Starting from 1677, Sulayman's successors almost always came from the Makrami family. The Sulaymani Du'at made Najran their headquarters and ruled the area, supported by the Banu Yam, until their power waned under the successive rules of the Ottomans and Saudis.

The current seat of the Sulaymani Da'i is in Najran, Saudi Arabia, the current incumbent is Sayyidna Ali bin Hāsin al-Makrami.

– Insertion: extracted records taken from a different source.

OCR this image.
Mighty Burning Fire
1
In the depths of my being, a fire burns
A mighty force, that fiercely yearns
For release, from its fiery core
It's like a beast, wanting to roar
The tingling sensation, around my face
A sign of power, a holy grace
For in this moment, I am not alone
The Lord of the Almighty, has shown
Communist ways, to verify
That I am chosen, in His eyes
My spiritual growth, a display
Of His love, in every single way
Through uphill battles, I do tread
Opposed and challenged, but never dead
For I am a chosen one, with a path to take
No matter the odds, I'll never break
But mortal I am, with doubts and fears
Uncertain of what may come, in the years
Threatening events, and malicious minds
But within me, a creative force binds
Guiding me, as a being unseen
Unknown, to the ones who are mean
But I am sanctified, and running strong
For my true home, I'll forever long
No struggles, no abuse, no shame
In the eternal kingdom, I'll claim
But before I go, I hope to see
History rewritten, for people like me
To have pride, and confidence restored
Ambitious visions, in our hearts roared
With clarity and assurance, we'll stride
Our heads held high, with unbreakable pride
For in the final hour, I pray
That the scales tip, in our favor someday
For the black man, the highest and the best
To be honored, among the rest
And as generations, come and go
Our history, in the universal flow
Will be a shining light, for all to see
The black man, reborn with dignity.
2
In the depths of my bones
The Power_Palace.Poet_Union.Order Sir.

=== Atba-e-Malak Badar ===
The Atba-i-Malak community are a branch of Musta'ali Isma'ili Shi'a Islam that broke off from the mainstream Dawoodi Bohra after the death of the 46th Da'i al-Mutlaq, under the leadership of Abdul Hussain Jivaji in 1840. They have further split into two more branches. The Atba-e-Malak Badar is a branch of Atba-e-Malak Mustaali Ismaili Shi'a Islam. They follow the preachings of both Abdul Hussein Jivaji and Badruddin Ghulam Hussain Miya Khan Saheb who was appointed as Hijab (Veil) of Moulana Malak (Abdul Hussein Jivaji) Saheb. The current leader or Dai al Mutlaq is Maulana Muhammad Amiruddin Malak Saheb. The Atba-i-Malak Badar community was founded in 1899AD and is based in Mahdibagh, Nagpur in India.

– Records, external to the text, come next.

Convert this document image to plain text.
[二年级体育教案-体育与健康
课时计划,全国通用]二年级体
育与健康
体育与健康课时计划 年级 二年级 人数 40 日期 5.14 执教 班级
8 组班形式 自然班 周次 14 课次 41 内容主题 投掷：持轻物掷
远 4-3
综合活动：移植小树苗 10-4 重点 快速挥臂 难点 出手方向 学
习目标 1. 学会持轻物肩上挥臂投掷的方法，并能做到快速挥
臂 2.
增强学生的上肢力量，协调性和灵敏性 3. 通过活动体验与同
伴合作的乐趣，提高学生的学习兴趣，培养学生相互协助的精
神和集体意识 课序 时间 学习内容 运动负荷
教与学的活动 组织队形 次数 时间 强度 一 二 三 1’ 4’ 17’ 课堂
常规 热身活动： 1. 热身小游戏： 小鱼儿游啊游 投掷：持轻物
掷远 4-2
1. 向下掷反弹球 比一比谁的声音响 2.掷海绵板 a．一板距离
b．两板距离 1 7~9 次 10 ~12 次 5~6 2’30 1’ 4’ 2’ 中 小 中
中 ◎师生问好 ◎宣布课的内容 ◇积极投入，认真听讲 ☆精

=== Atba-e-Malak Vakil (Muslim-Shia-Ismaili-Tayyebi-Dawoodi-Malak-Vakil Bohra) ===
The Atba-e-Malak Vakil continues the tradition of Nass after the untimely demise of the 46th Da'i al-Mutlaq Syedna Mohammad Badruddin saheb. The Amar passes on to four Mumalikin saheb (hidden successors - the seclusion was necessary to guard the Amar in then difficult times), last one being Moulana Adamji Tayyebji saheb in Mumbai followed by Moulana Malak (Abdul Hussein Jivaji) saheb who appointed Moulana Abdul Qadir Ebrahimji saheb as his Mansoos (successor) or Vakil (the one who advocates his succession or roots / acts for his principal) that identifies his followers as Atba-e-Malak Vakil. Their current spiritual lord / Imam is Moulana Tayyeb saheb bin Moulana Razzak saheb. This is a very small and peaceful community with high moral and ethical values, the majority of its population is in Nagpur in India with the second largest population is in Mumbai. Qur'an and Nasihat (Scriptures written by Syedi Sadiqali during the period of 42nd Da'i al-Mutlaq Syedna Yusuf Najmuddin saheb and 44th Da'i al-Mutlaq Syedna Mohammed Ezzuddin saheb) are main religious scriptures of Atba-e-Malak Vakil sect.

=== Qutbi Bohra ===
Taher Fakhruddin is the 54th Da'i al-Mutlaq of the Qutbi Bohras, a sect within Shia Islam. The current seat of the Qutbi Bohras is in Thane, Maharashtra.